Vasos de cerâmica do século XIX revelam desigualdade social na dieta do Brasil



Vasos de cerâmica do século XIX revelam desigualdade social na dieta do Brasil

Pesquisa da Universidade Autônoma de Barcelona analisou resíduos de comida em peças usadas na Baía da Babitonga, Santa Catarina, há mais de um século.

Mais de 180 vasos de cerâmica do século XIX, usados no litoral de Santa Catarina, guardavam dentro do próprio barro a prova de quem podia comer peixe fresco e quem sobrevivia do que sobrava.

Uma pesquisa de arqueologia molecular reconstruiu o cardápio de indígenas, afrodescendentes, luso-brasileiros e imigrantes alemães e mostrou como a comida denunciava a posição de cada família na sociedade brasileira.

O que os vasos de cerâmica do século XIX revelaram sobre a comida no Brasil

Vasos de cerâmica do século XIX usados na Baía da Babitonga, em Santa Catarina, guardavam resíduos de peixe, marisco, milho, mandioca, arroz, carne e até ovo de galinha. O padrão mudava conforme a origem étnica e a condição social de quem usava cada peça.

Como cientistas descobriram o que havia dentro de cada vaso

A técnica de lipídios e proteínas

Cientistas do Instituto de Ciência e Tecnologia Ambiental da Universidade Autônoma de Barcelona (ICTA-UAB) analisaram lipídios em mais de 180 fragmentos e proteínas em parte deles. A combinação das duas técnicas mostrou o que cada vaso guardou há mais de um século.

O detalhe que a maioria ignora aqui é que resíduo microscópico de comida sobrevive no barro poroso da cerâmica, mesmo depois de décadas enterrado.

Peixe, marisco e milho: o cardápio de indígenas, afrodescendentes e luso-brasileiros

Vasos moldados à mão, ligados a indígenas, afrodescendentes e luso-brasileiros, concentram resíduos de peixe, marisco e milho. Esses alimentos vinham do mar, um recurso mais acessível para quem tinha pouca terra e pouco capital.
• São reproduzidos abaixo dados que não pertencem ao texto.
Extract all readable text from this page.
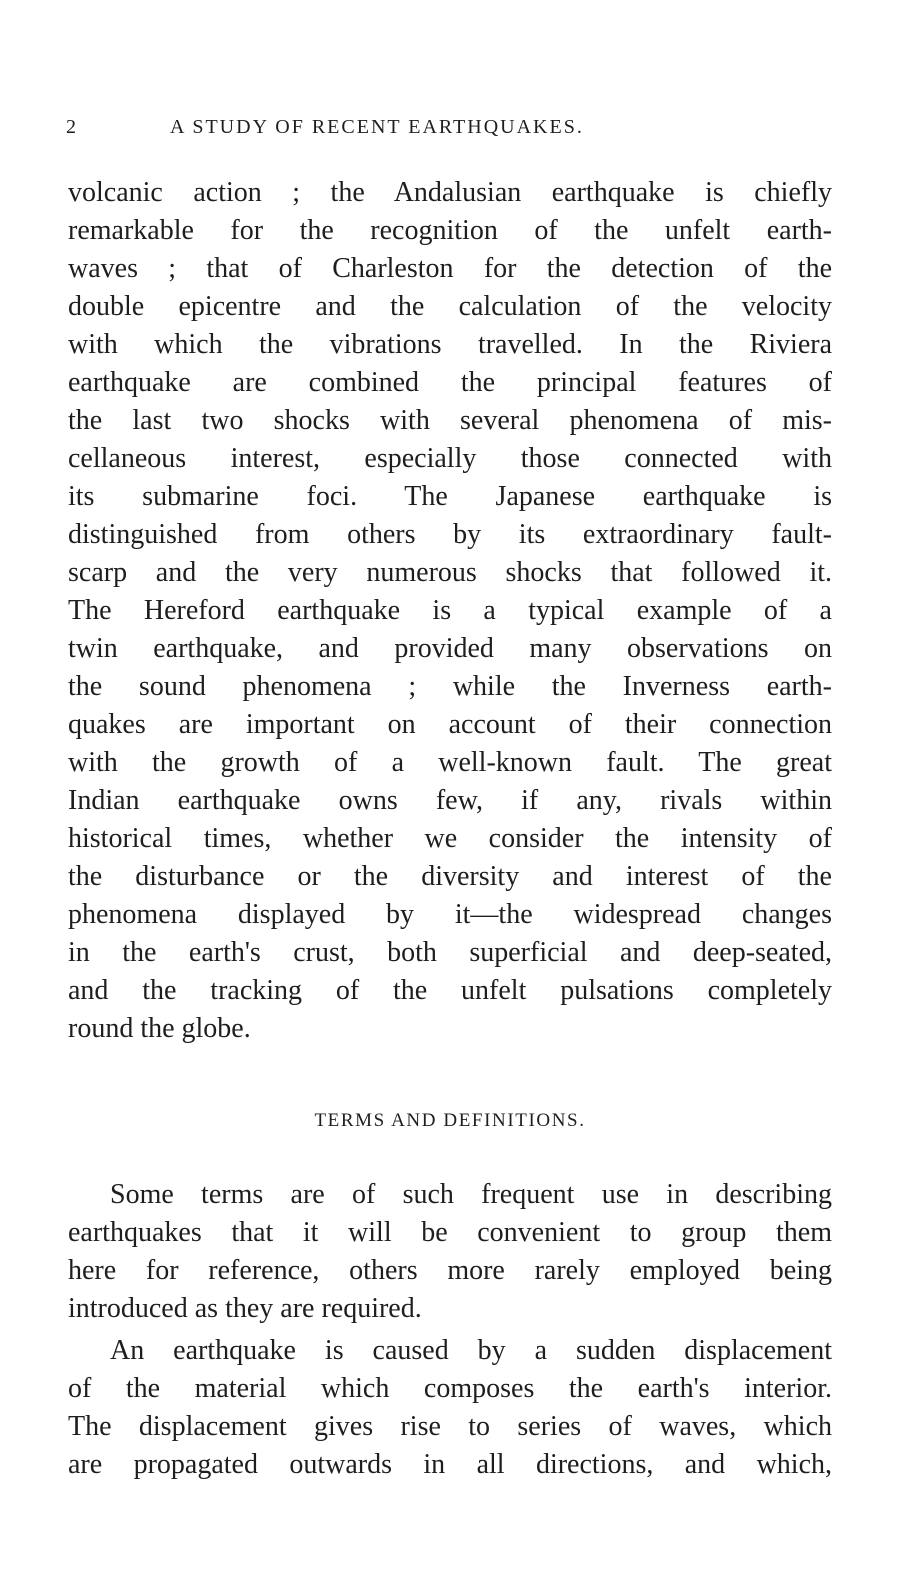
2	A STUDY OF RECENT EARTHQUAKES.
volcanic action ; the Andalusian earthquake is chiefly
remarkable for the recognition of the unfelt earth-
waves ; that of Charleston for the detection of the
double epicentre and the calculation of the velocity
with which the vibrations travelled. In the Riviera
earthquake are combined the principal features of
the last two shocks with several phenomena of mis-
cellaneous interest, especially those connected with
its submarine foci. The Japanese earthquake is
distinguished from others by its extraordinary fault-
scarp and the very numerous shocks that followed it.
The Hereford earthquake is a typical example of a
twin earthquake, and provided many observations on
the sound phenomena ; while the Inverness earth-
quakes are important on account of their connection
with the growth of a well-known fault. The great
Indian earthquake owns few, if any, rivals within
historical times, whether we consider the intensity of
the disturbance or the diversity and interest of the
phenomena displayed by it—the widespread changes
in the earth's crust, both superficial and deep-seated,
and the tracking of the unfelt pulsations completely
round the globe.
TERMS AND DEFINITIONS.
Some terms are of such frequent use in describing
earthquakes that it will be convenient to group them
here for reference, others more rarely employed being
introduced as they are required.
An earthquake is caused by a sudden displacement
of the material which composes the earth's interior.
The displacement gives rise to series of waves, which
are propagated outwards in all directions, and which,
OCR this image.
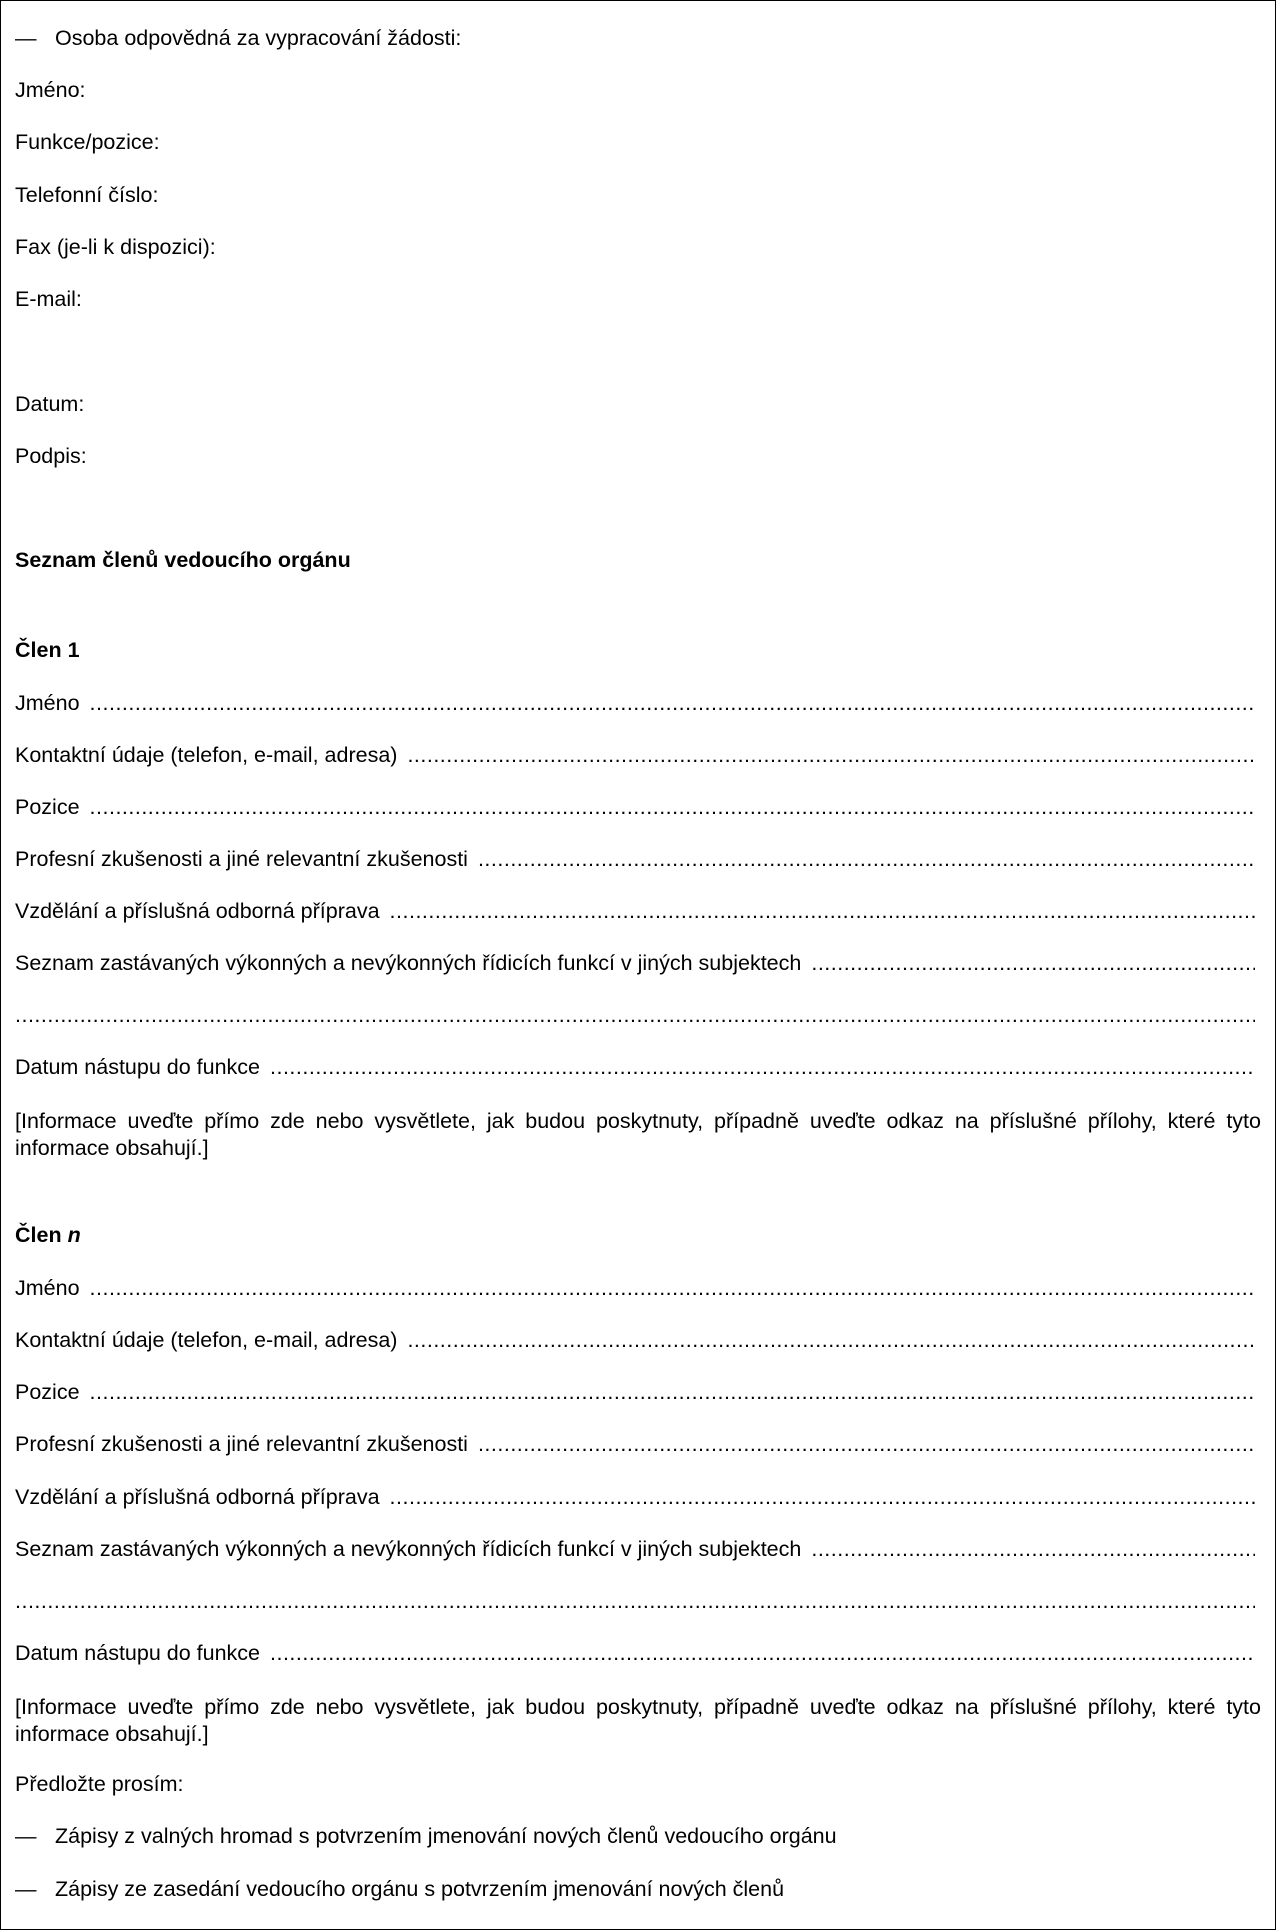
— Osoba odpovědná za vypracování žádosti:
Jméno:
Funkce/pozice:
Telefonní číslo:
Fax (je-li k dispozici):
E-mail:
Datum:
Podpis:
Seznam členů vedoucího orgánu
Člen 1
Jméno
.....
Kontaktní údaje (telefon, e-mail, adresa)
.....
Pozice
.....
Profesní zkušenosti a jiné relevantní zkušenosti
.....
Vzdělání a příslušná odborná příprava
.....
Seznam zastávaných výkonných a nevýkonných řídicích funkcí v jiných subjektech
.....
.....
Datum nástupu do funkce
.....
[Informace uveďte přímo zde nebo vysvětlete, jak budou poskytnuty, případně uveďte odkaz na příslušné přílohy, které tyto informace obsahují.]
Člen n
Jméno
.....
Kontaktní údaje (telefon, e-mail, adresa)
.....
Pozice
.....
Profesní zkušenosti a jiné relevantní zkušenosti
.....
Vzdělání a příslušná odborná příprava
.....
Seznam zastávaných výkonných a nevýkonných řídicích funkcí v jiných subjektech
.....
.....
Datum nástupu do funkce
.....
[Informace uveďte přímo zde nebo vysvětlete, jak budou poskytnuty, případně uveďte odkaz na příslušné přílohy, které tyto informace obsahují.]
Předložte prosím:
— Zápisy z valných hromad s potvrzením jmenování nových členů vedoucího orgánu
— Zápisy ze zasedání vedoucího orgánu s potvrzením jmenování nových členů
  • Peixes da família Sciaenidae aparecem com frequência nessas peças.
  • Marisco e frutos do mar completam o cardápio marinho.
  • Milho e mandioca formam a base vegetal do dia a dia.
Vasos de cerâmica do século XIX revelam desigualdade social na dieta do Brasil
Foto: ICTA-UAB

Carne, laticínios e cultivos: a dieta dos imigrantes alemães

Cerâmica torneada, usada principalmente pelos imigrantes alemães, mostra outro padrão. Essas peças guardam resíduos de carne, laticínios e cultivos de terra firme.

  • Carne bovina aparece com destaque nas peças torneadas.
  • Laticínios surgem em parte dos fragmentos analisados.
  • Arroz completa a base terrestre da dieta, ligada ao acesso a lotes próprios.

Por que a diferença no prato expõe a desigualdade social do século XIX

A diferença entre os cardápios não vinha só de costume ou cultura. Ela também vinha de quem tinha acesso a terra, gado e mercado.

Pesca e recursos costeiros eram a alternativa de sobrevivência para famílias com menos propriedade. Na prática, o que esse achado expõe é que a mesa de cada família já denunciava sua posição na hierarquia social do século XIX.

O que sobrou no fundo do vaso ainda define a mesa brasileira

Os vasos de cerâmica do século XIX contam uma história que nenhum documento escrito registrou. Peixe para uns, carne para outros: a receita de cada casa seguia a régua da desigualdade.

Essa mistura de influências indígenas, africanas, portuguesas e alemãs explica por que a culinária brasileira muda tanto de região para região. O prato mudava conforme a origem. A fome, não.